Außerdem habe der Verwaltungsgerichtshof für die Beurteilung der Rechtmäßigkeit des Planfeststellungsbeschlusses auf den Tag der Behördenentscheidung als entscheidungserheblichen Zeitpunkt abgestellt, obwohl die Planrechtfertigung danach ‒ aber noch während des gerichtlichen Verfahrens ‒ entfallen sei, weil die Erwartungen der Luftverkehrsprognose tatsächlich nicht eingetreten seien.

Wesentliche Erwägungen der Kammer:

Die Verfassungsbeschwerde hat keinen Erfolg.

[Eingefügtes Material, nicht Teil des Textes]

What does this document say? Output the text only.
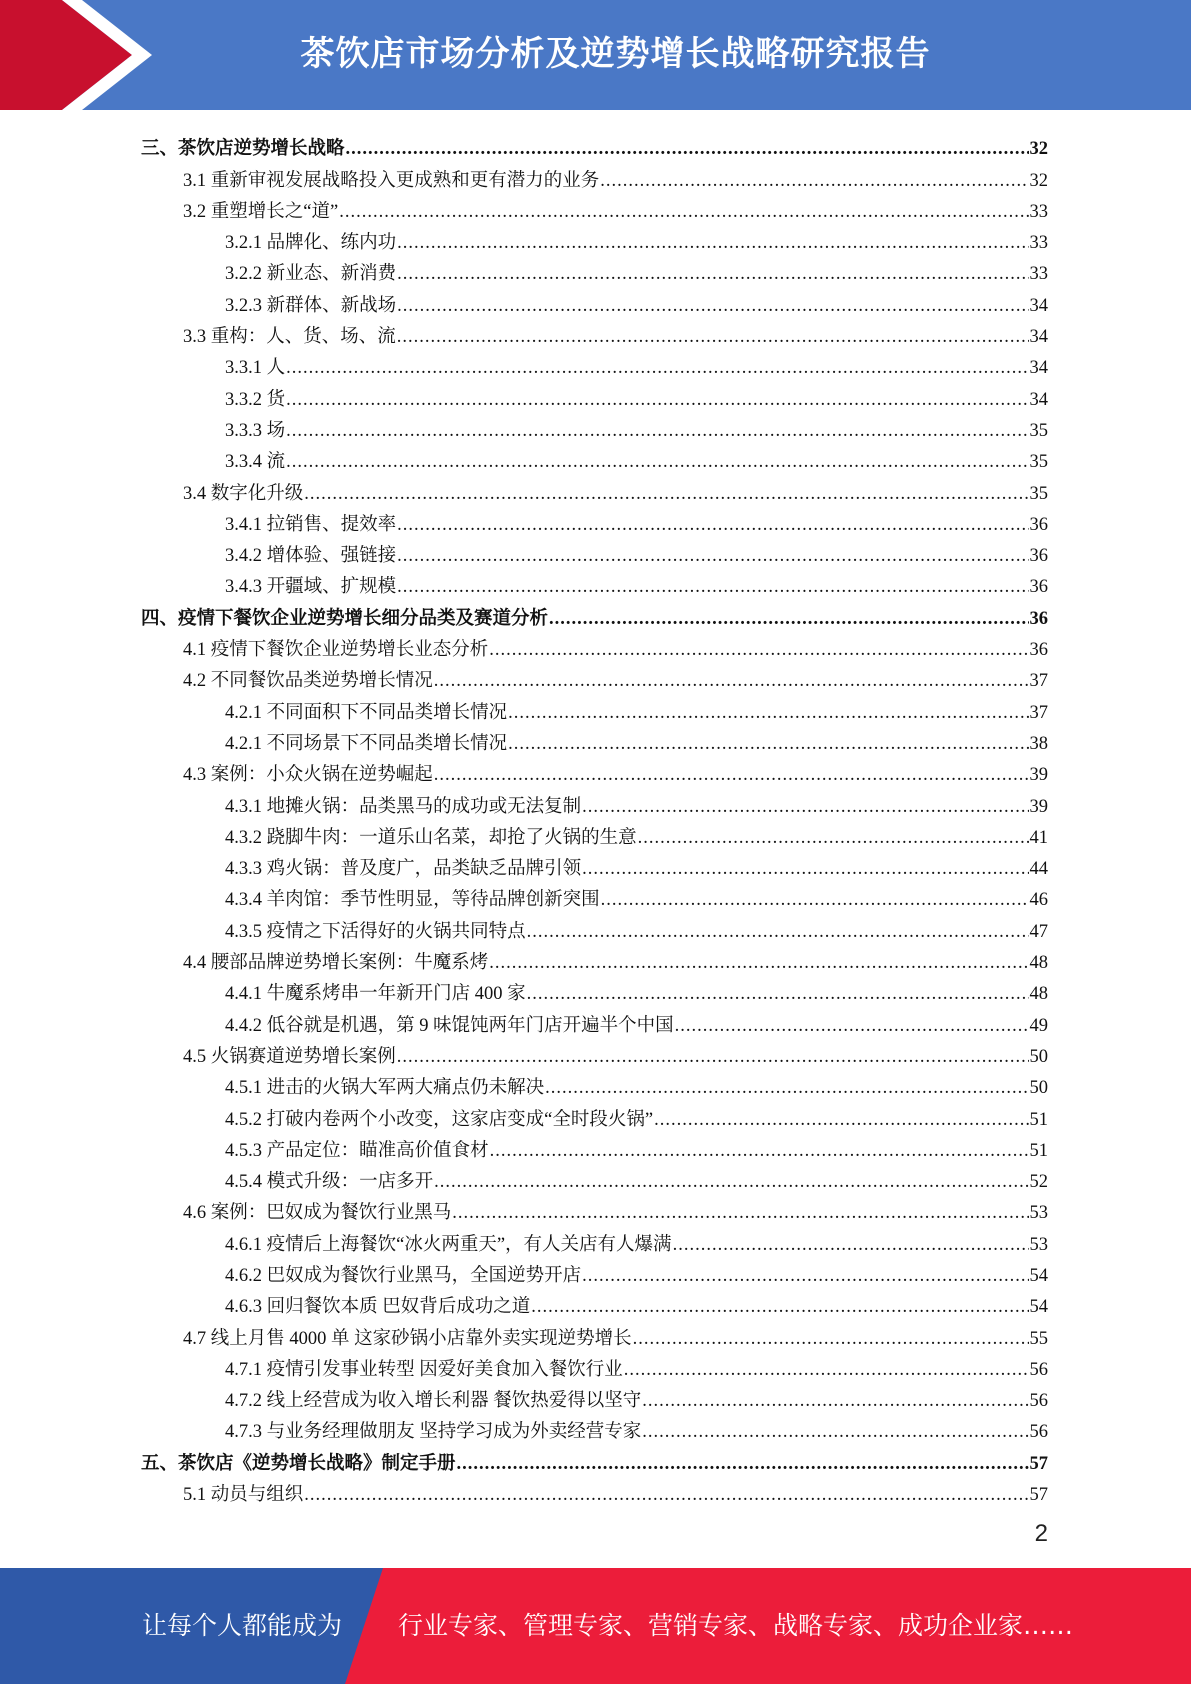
茶饮店市场分析及逆势增长战略研究报告
三、茶饮店逆势增长战略 .....	32
3.1 重新审视发展战略投入更成熟和更有潜力的业务 .....	32
3.2 重塑增长之“道” .....	33
3.2.1 品牌化、练内功 .....	33
3.2.2 新业态、新消费 .....	33
3.2.3 新群体、新战场 .....	34
3.3 重构：人、货、场、流 .....	34
3.3.1 人 .....	34
3.3.2 货 .....	34
3.3.3 场 .....	35
3.3.4 流 .....	35
3.4 数字化升级 .....	35
3.4.1 拉销售、提效率 .....	36
3.4.2 增体验、强链接 .....	36
3.4.3 开疆域、扩规模 .....	36
四、疫情下餐饮企业逆势增长细分品类及赛道分析 .....	36
4.1 疫情下餐饮企业逆势增长业态分析 .....	36
4.2 不同餐饮品类逆势增长情况 .....	37
4.2.1 不同面积下不同品类增长情况 .....	37
4.2.1 不同场景下不同品类增长情况 .....	38
4.3 案例：小众火锅在逆势崛起 .....	39
4.3.1 地摊火锅：品类黑马的成功或无法复制 .....	39
4.3.2 跷脚牛肉：一道乐山名菜，却抢了火锅的生意 .....	41
4.3.3 鸡火锅：普及度广，品类缺乏品牌引领 .....	44
4.3.4 羊肉馆：季节性明显，等待品牌创新突围 .....	46
4.3.5 疫情之下活得好的火锅共同特点 .....	47
4.4 腰部品牌逆势增长案例：牛魔系烤 .....	48
4.4.1 牛魔系烤串一年新开门店 400 家 .....	48
4.4.2 低谷就是机遇，第 9 味馄饨两年门店开遍半个中国 .....	49
4.5 火锅赛道逆势增长案例 .....	50
4.5.1 进击的火锅大军两大痛点仍未解决 .....	50
4.5.2 打破内卷两个小改变，这家店变成“全时段火锅” .....	51
4.5.3 产品定位：瞄准高价值食材 .....	51
4.5.4 模式升级：一店多开 .....	52
4.6 案例：巴奴成为餐饮行业黑马 .....	53
4.6.1 疫情后上海餐饮“冰火两重天”，有人关店有人爆满 .....	53
4.6.2 巴奴成为餐饮行业黑马，全国逆势开店 .....	54
4.6.3 回归餐饮本质 巴奴背后成功之道 .....	54
4.7 线上月售 4000 单 这家砂锅小店靠外卖实现逆势增长 .....	55
4.7.1 疫情引发事业转型 因爱好美食加入餐饮行业 .....	56
4.7.2 线上经营成为收入增长利器 餐饮热爱得以坚守 .....	56
4.7.3 与业务经理做朋友 坚持学习成为外卖经营专家 .....	56
五、茶饮店《逆势增长战略》制定手册 .....	57
5.1 动员与组织 .....	57
2
让每个人都能成为 行业专家、管理专家、营销专家、战略专家、成功企业家……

  1. Die Möglichkeit einer Verletzung der Rechtsschutz- und Eigentumsgarantie aus Art. 19 Abs. 4 in Verbindung mit Art. 14 Abs. 3 GG wegen einer unzureichenden Kontrolle der Grundlagen der Luftverkehrsprognose ist nicht hinreichend dargelegt. Der Beschwerdeführer hat es versäumt, alle Schriftstücke, deren Kenntnis für eine Beurteilung der Berechtigung der geltend gemachten Rüge erforderlich ist, mit der Verfassungsbeschwerde vorzulegen oder zumindest ihrem wesentlichen Inhalt nach wiederzugeben. Die fehlenden Unterlagen wären hier erforderlich gewesen, um beurteilen zu können, ob die Kenntnis der nicht öffentlich zugänglichen Datengrundlagen unter Berücksichtigung ihres Umfangs und ihrer Bedeutung für die volle gerichtliche Nachprüfung der Tatsachengrundlagen und der Geeignetheit der Methode der beanstandeten Prognose unentbehrlich war, oder aber in Einklang mit Art. 19 Abs. 4 GG angenommen werden durfte, dass diese Kenntnis verzichtbar war.
  2. Eine Verletzung der Rechtsschutz- und Eigentumsgarantie von Art. 19 Abs. 4 GG in Verbindung mit Art. 14 Abs. 3 GG ist auch nicht hinreichend dargelegt, soweit der Bayerische Verwaltungsgerichtshof für die gerichtliche Nachprüfung und Beurteilung der Verkehrsprognose allein auf den Zeitpunkt der letzten Behördenentscheidung abgestellt und die nach diesem Zeitpunkt eingetretenen, vom Beschwerdeführer geltend gemachten und im Widerspruch zu der Prognose stehenden Entwicklungen nicht berücksichtigt hat. Wird bei der Entscheidung über die Klage gegen einen Planfeststellungsbeschluss auf den Zeitpunkt des Erlasses abgestellt, schließt das den Schutz eines Enteignungsbetroffenen für den Fall, dass seine – durch den Planfeststellungsbeschluss dem Grunde nach ermöglichte – Enteignung aufgrund nachträglich eingetretener Änderungen der Sach- oder Rechtslage nicht mehr dem Gemeinwohl dienen würde, nicht aus. Dass hier etwa ein verwaltungsverfahrensrechtlicher Schutz von vornherein nicht zu erlangen wäre, hat der Beschwerdeführer nicht hinreichend substantiiert vorgetragen, und dies ist auch nicht ersichtlich.